Septième lettre
Marcus à Tullia !
Je t’écris encore, ô Tullia, et te salue. J’ai appris de mon maître de Rhodes comme la mémoire de l’homme est trompeuse et comme l’esprit a tôt fait de confondre et d’embrouiller des faits, modifiant à loisir l’ordre dans lequel ils se sont présentés ; plusieurs témoins d’un même événement en gardent un souvenir différent, chacun mettant l’accent sur ce qui l’a frappé. J’écris donc à présent pour me souvenir comment et dans quel ordre tout est arrivé.

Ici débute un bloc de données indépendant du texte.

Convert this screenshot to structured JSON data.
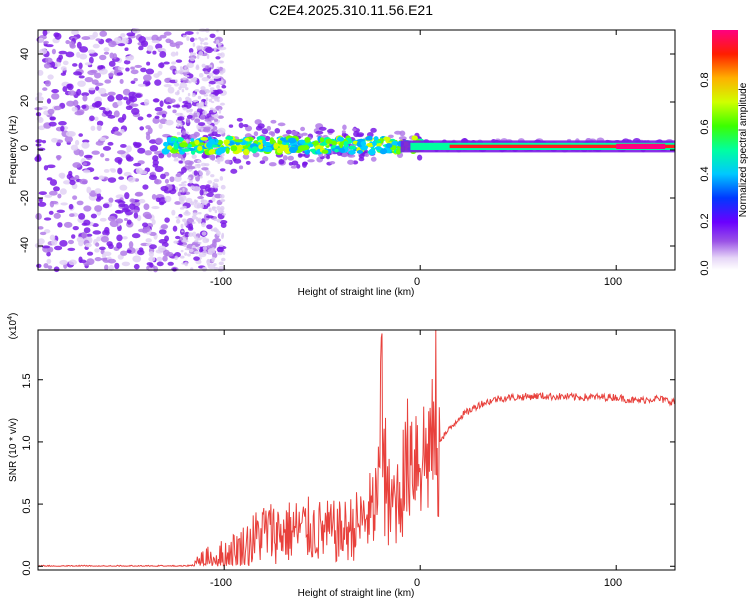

J’ai commencé la vigile au sabbat lorsque les portes du temple se fermèrent, si violemment que le bruit en fut répercuté dans toute la cité, portant son écho jusque dans les vallées les plus reculées. Je suis resté toute la journée du samedi dans ma chambre, occupé à écrire, car les Juifs exigent que les étrangers respectent aussi leurs fêtes et ne flânent point par les rues. De leur côté, ils affluent à la synagogue, vêtus de leurs plus beaux habits, afin de prier et d’écouter la lecture des livres saints ; même le nombre de pas qu’il leur est permis de faire ce jour-là est compté ! En revanche, dans le temple, les prêtres offrent deux fois plus de sacrifices, d’après ce que l’on m’a raconté, mais cela n’est pas considéré comme une infraction à la loi.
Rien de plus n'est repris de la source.